Having a blue period? Try a pick-me-up from a virtual tribute artist

    When I announced that I intended to study the history of art at university, plenty of people in my orbit told me I was wasting my time. History of art, they guffawed — what’s the point of that? In their view, art was a hopeless indulgence with all the import of a bubble bath. They were wrong, of course. If you care about art, art cares for you. But quite how wrong they were was never as obvious as it is today.

    The longer we shelter from the coronavirus in our burrows, the clearer it becomes that art is a lifeline. We may no longer be able to see it in the flesh — in galleries, in museums — but, hey, look who’s driven a Hummer into the plague to save us. It’s that Jason Statham of aesthetic survival, the internet.

    A digital renaissance is exploding in the ether. And it wasn’t the big galleries and famous artists who triggered it.
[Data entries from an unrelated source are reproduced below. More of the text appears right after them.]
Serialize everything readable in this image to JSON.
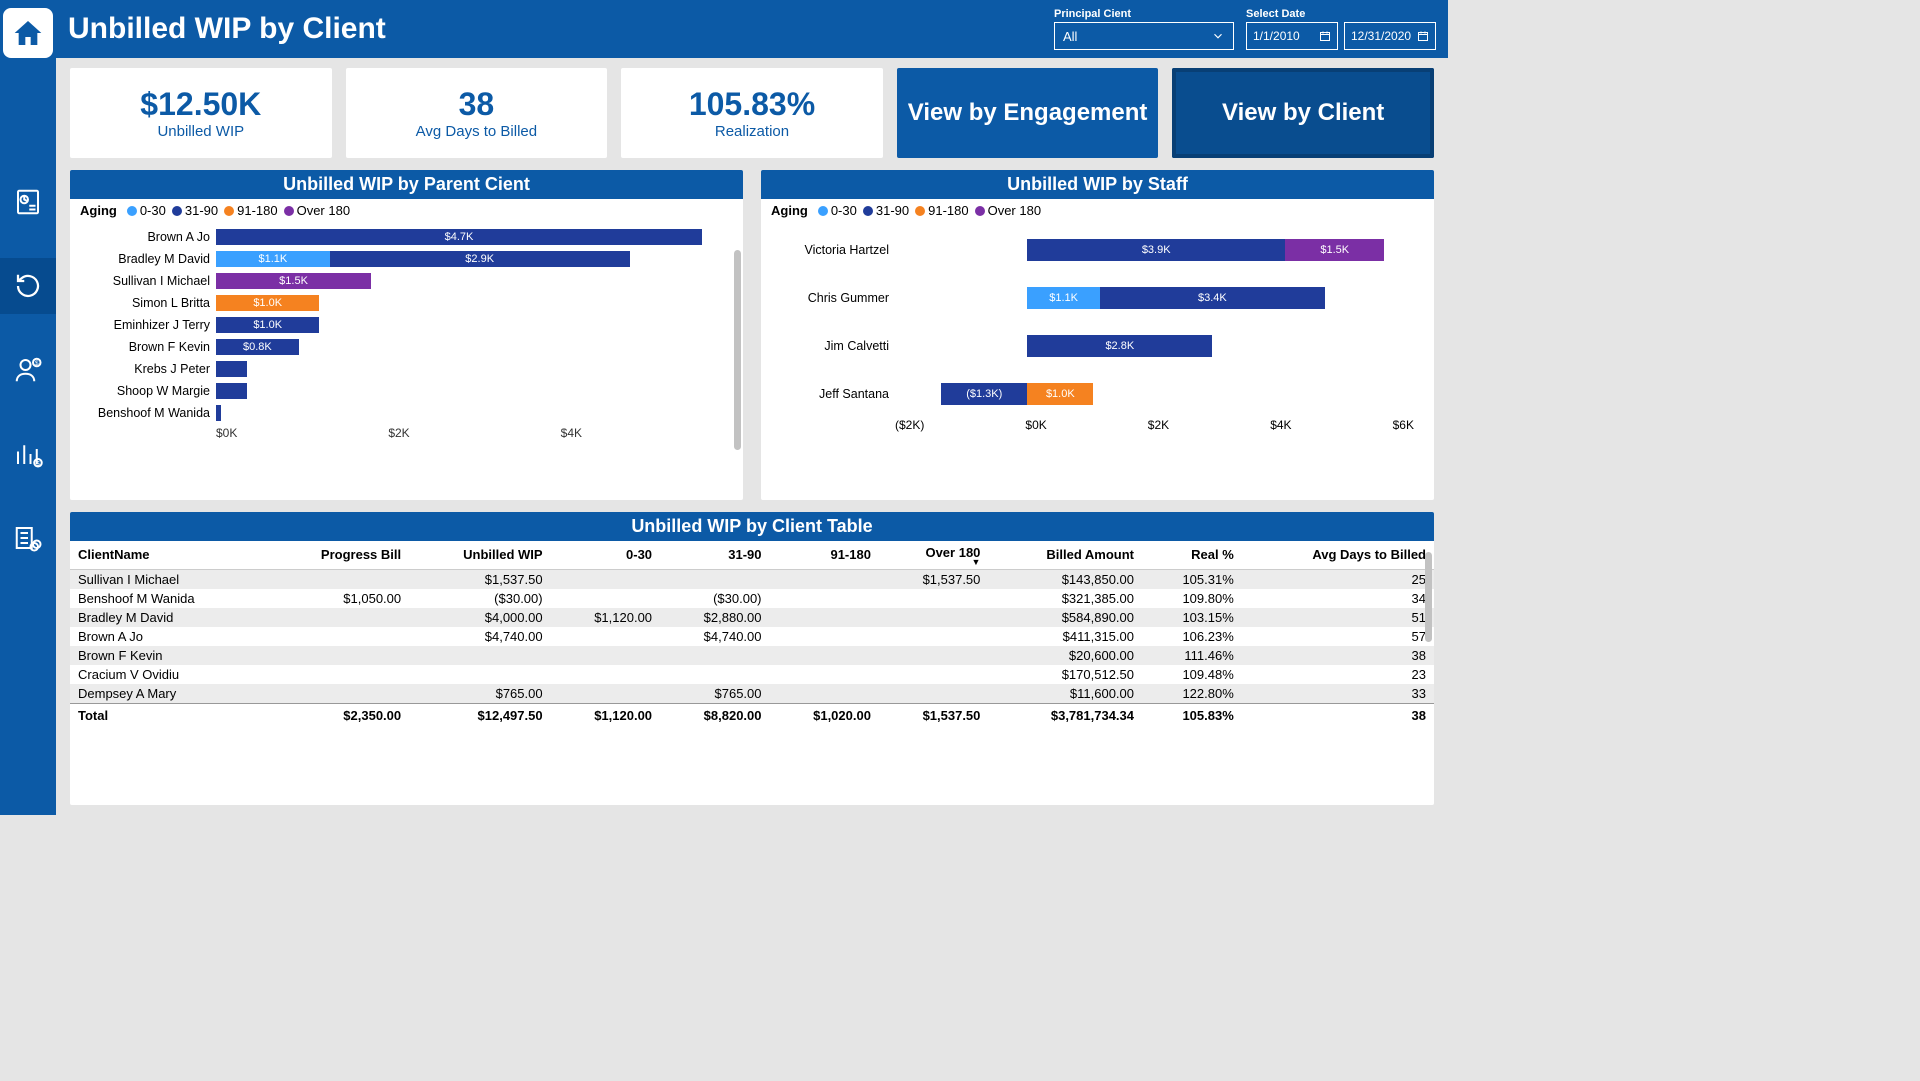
{
  "header": {
    "title": "Unbilled WIP by Client",
    "filter_principal_label": "Principal Cient",
    "filter_principal_value": "All",
    "filter_date_label": "Select Date",
    "date_from": "1/1/2010",
    "date_to": "12/31/2020"
  },
  "kpis": [
    {
      "value": "$12.50K",
      "label": "Unbilled WIP"
    },
    {
      "value": "38",
      "label": "Avg Days to Billed"
    },
    {
      "value": "105.83%",
      "label": "Realization"
    }
  ],
  "view_buttons": {
    "engagement": "View by Engagement",
    "client": "View by Client"
  },
  "legend": {
    "heading": "Aging",
    "buckets": [
      {
        "name": "0-30",
        "color": "#3aa0ff"
      },
      {
        "name": "31-90",
        "color": "#203c9a"
      },
      {
        "name": "91-180",
        "color": "#f58220"
      },
      {
        "name": "Over 180",
        "color": "#7b2fa5"
      }
    ]
  },
  "chart_parent": {
    "title": "Unbilled WIP by Parent Cient",
    "xticks": [
      "$0K",
      "$2K",
      "$4K"
    ],
    "xmax": 5.0
  },
  "chart_staff": {
    "title": "Unbilled WIP by Staff",
    "xticks": [
      "($2K)",
      "$0K",
      "$2K",
      "$4K",
      "$6K"
    ],
    "xmin": -2.0,
    "xmax": 6.0
  },
  "table": {
    "title": "Unbilled WIP by Client Table",
    "columns": [
      "ClientName",
      "Progress Bill",
      "Unbilled WIP",
      "0-30",
      "31-90",
      "91-180",
      "Over 180",
      "Billed Amount",
      "Real %",
      "Avg Days to Billed"
    ],
    "rows": [
      {
        "c": [
          "Sullivan I Michael",
          "",
          "$1,537.50",
          "",
          "",
          "",
          "$1,537.50",
          "$143,850.00",
          "105.31%",
          "25"
        ]
      },
      {
        "c": [
          "Benshoof M Wanida",
          "$1,050.00",
          "($30.00)",
          "",
          "($30.00)",
          "",
          "",
          "$321,385.00",
          "109.80%",
          "34"
        ]
      },
      {
        "c": [
          "Bradley M David",
          "",
          "$4,000.00",
          "$1,120.00",
          "$2,880.00",
          "",
          "",
          "$584,890.00",
          "103.15%",
          "51"
        ]
      },
      {
        "c": [
          "Brown A Jo",
          "",
          "$4,740.00",
          "",
          "$4,740.00",
          "",
          "",
          "$411,315.00",
          "106.23%",
          "57"
        ]
      },
      {
        "c": [
          "Brown F Kevin",
          "",
          "",
          "",
          "",
          "",
          "",
          "$20,600.00",
          "111.46%",
          "38"
        ]
      },
      {
        "c": [
          "Cracium V Ovidiu",
          "",
          "",
          "",
          "",
          "",
          "",
          "$170,512.50",
          "109.48%",
          "23"
        ]
      },
      {
        "c": [
          "Dempsey A Mary",
          "",
          "$765.00",
          "",
          "$765.00",
          "",
          "",
          "$11,600.00",
          "122.80%",
          "33"
        ]
      }
    ],
    "totals": [
      "Total",
      "$2,350.00",
      "$12,497.50",
      "$1,120.00",
      "$8,820.00",
      "$1,020.00",
      "$1,537.50",
      "$3,781,734.34",
      "105.83%",
      "38"
    ]
  },
  "chart_data": [
    {
      "type": "bar",
      "orientation": "horizontal-stacked",
      "title": "Unbilled WIP by Parent Cient",
      "xlabel": "",
      "ylabel": "",
      "x_range": [
        0,
        5
      ],
      "categories": [
        "Brown A Jo",
        "Bradley M David",
        "Sullivan I Michael",
        "Simon L Britta",
        "Eminhizer J Terry",
        "Brown F Kevin",
        "Krebs J Peter",
        "Shoop W Margie",
        "Benshoof M Wanida"
      ],
      "series": [
        {
          "name": "0-30",
          "color": "#3aa0ff",
          "values": [
            0,
            1.1,
            0,
            0,
            0,
            0,
            0,
            0,
            0
          ]
        },
        {
          "name": "31-90",
          "color": "#203c9a",
          "values": [
            4.7,
            2.9,
            0,
            0,
            1.0,
            0.8,
            0.3,
            0.3,
            0.05
          ]
        },
        {
          "name": "91-180",
          "color": "#f58220",
          "values": [
            0,
            0,
            0,
            1.0,
            0,
            0,
            0,
            0,
            0
          ]
        },
        {
          "name": "Over 180",
          "color": "#7b2fa5",
          "values": [
            0,
            0,
            1.5,
            0,
            0,
            0,
            0,
            0,
            0
          ]
        }
      ],
      "data_labels": {
        "Brown A Jo": [
          "$4.7K"
        ],
        "Bradley M David": [
          "$1.1K",
          "$2.9K"
        ],
        "Sullivan I Michael": [
          "$1.5K"
        ],
        "Simon L Britta": [
          "$1.0K"
        ],
        "Eminhizer J Terry": [
          "$1.0K"
        ],
        "Brown F Kevin": [
          "$0.8K"
        ]
      }
    },
    {
      "type": "bar",
      "orientation": "horizontal-stacked",
      "title": "Unbilled WIP by Staff",
      "xlabel": "",
      "ylabel": "",
      "x_range": [
        -2,
        6
      ],
      "categories": [
        "Victoria Hartzel",
        "Chris Gummer",
        "Jim Calvetti",
        "Jeff Santana"
      ],
      "series": [
        {
          "name": "0-30",
          "color": "#3aa0ff",
          "values": [
            0,
            1.1,
            0,
            0
          ]
        },
        {
          "name": "31-90",
          "color": "#203c9a",
          "values": [
            3.9,
            3.4,
            2.8,
            -1.3
          ]
        },
        {
          "name": "91-180",
          "color": "#f58220",
          "values": [
            0,
            0,
            0,
            1.0
          ]
        },
        {
          "name": "Over 180",
          "color": "#7b2fa5",
          "values": [
            1.5,
            0,
            0,
            0
          ]
        }
      ],
      "data_labels": {
        "Victoria Hartzel": [
          "$3.9K",
          "$1.5K"
        ],
        "Chris Gummer": [
          "$1.1K",
          "$3.4K"
        ],
        "Jim Calvetti": [
          "$2.8K"
        ],
        "Jeff Santana": [
          "($1.3K)",
          "$1.0K"
        ]
      }
    }
  ]
}
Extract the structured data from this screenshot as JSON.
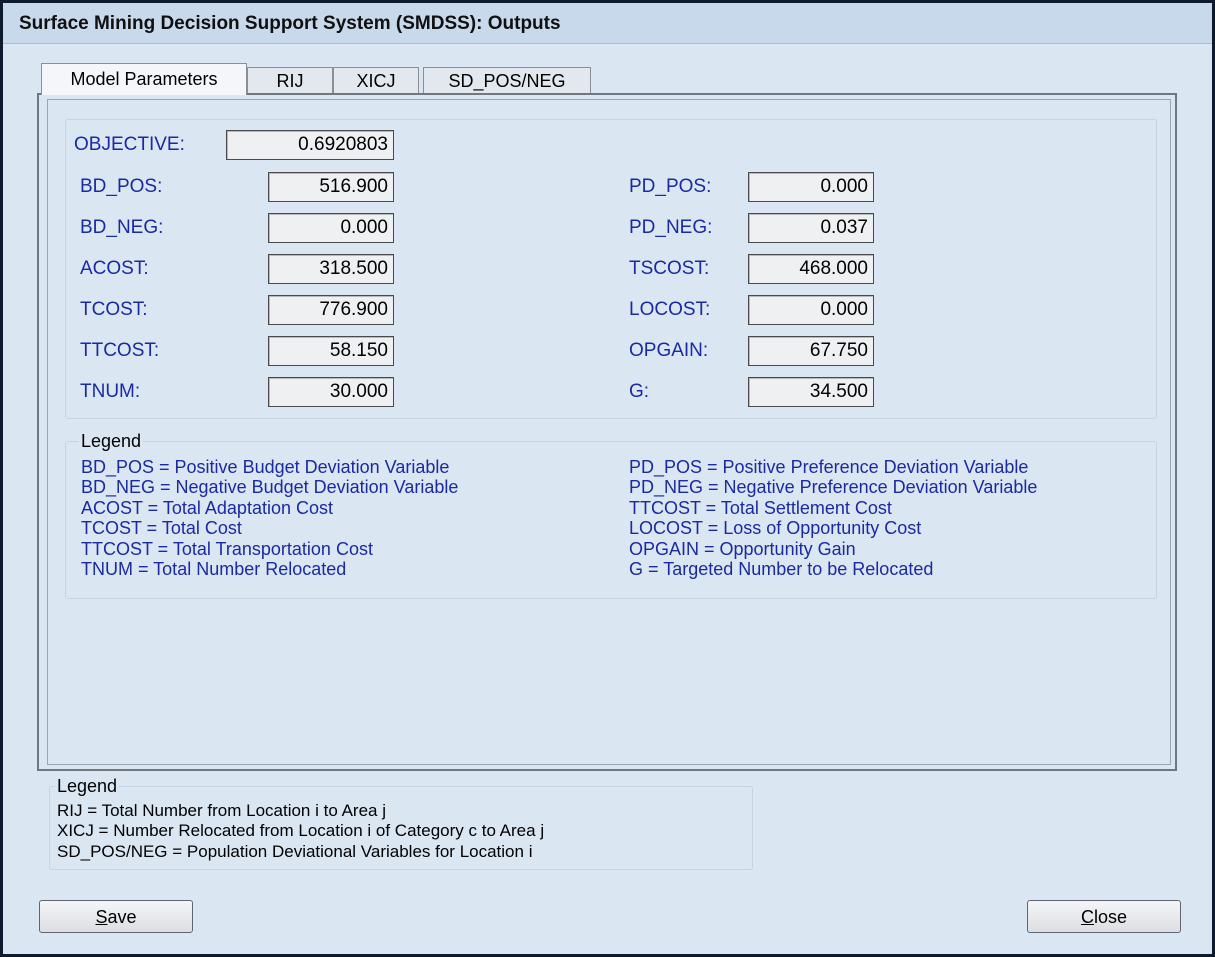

As if to prove that as a species we are hard-wired to be visually creative and absolutely gagging to be noticed, the most inventive contributions have come from those little munchkins beloved of LS Lowry — the man and woman in the street.

    On Instagram and Twitter, accounts showcasing the work of famous artists have turned up at a rate no one could have predicted. With pictures of David Hockney and Tracey Emin popping up where portraits of the account holder usually sit, you assume it’s the artists themselves who are online.

    But it isn’t the real Hockney or Emin flooding Instagram and Twitter with their daily art; it’s actually Joe and Joanna Bloggs, posting from “fan accounts”. In pop music, tribute bands are old hat. Tribute artists are new.

    At my latest count, there were at least six Hockneys in action on Instagram, none of whom is Hockney. There are two or three Renoirs as well, and perhaps five Degases. Plus a couple of Gauguins. A Ravilious. A Berthe Morisot.

    All they do, these pretend greats, is regularly post a picture by their chosen artist, and perhaps add a morsel of information about it. It’s enough to build up huge followings. When I last looked at Rembrandt’s Eyes, an Instagram account that posts scattergun pictures of Old Master drawings, it had 27,700 followers. I thought that was a lot until I started to follow the pretend Picasso (@ppablopicasso) and realised he had 50,200 followers. I thought that was a lot until I discovered the pretend Van Gogh (@vincent_van_gogh_love). Non-Vincent Vincent has 91,600 followers.

    Compare that with my own account, artywaldy (only 6,600 followers), and you have unshakable proof of the huge appetite for a daily dose of familiar, gentle art history. I, by the way, also have four fake accounts devoted to me. Nothing ever happens on them, but a few hundred art enthusiasts clock on regularly to experience this beautiful nothingness. I guess they must be minimalists.

    The creative hunger of the public seems also to have jolted the official art world into action. Until about March, the impact of galleries and museums on the digital universe amounted to zero. Every gallery had a website. Some artists were online now and then. Yet the websites were limp; the artists hesitant; the territory neglected.

    That changed in about April, when the first lockdown started to bite. Suddenly, galleries began putting on inventive online displays. Suddenly there were links, films, interviews with curators and directors. Like a cheeky mole, art began popping up unexpectedly around the internet. First it was here. Then it was there. Soon it was all over the lawn.

    When Covid-19 shut the art fairs, they responded by inventing an online treat called the “viewing room”. Instead of going to an actual art fair and strolling from booth to booth, you could sit at home and mouse from space to space, seeing what every gallery had to offer.

    It worked so well that in June, the David Zwirner Gallery sold a sculpture by Jeff Koons from its online viewing room for $8m. In the Covid world, seeing things “in the flesh” no longer seemed as important as it had done.

    As the old Polish saying goes: When you’re hungry, you’ll eat the potato peel. And, boy, does it taste good!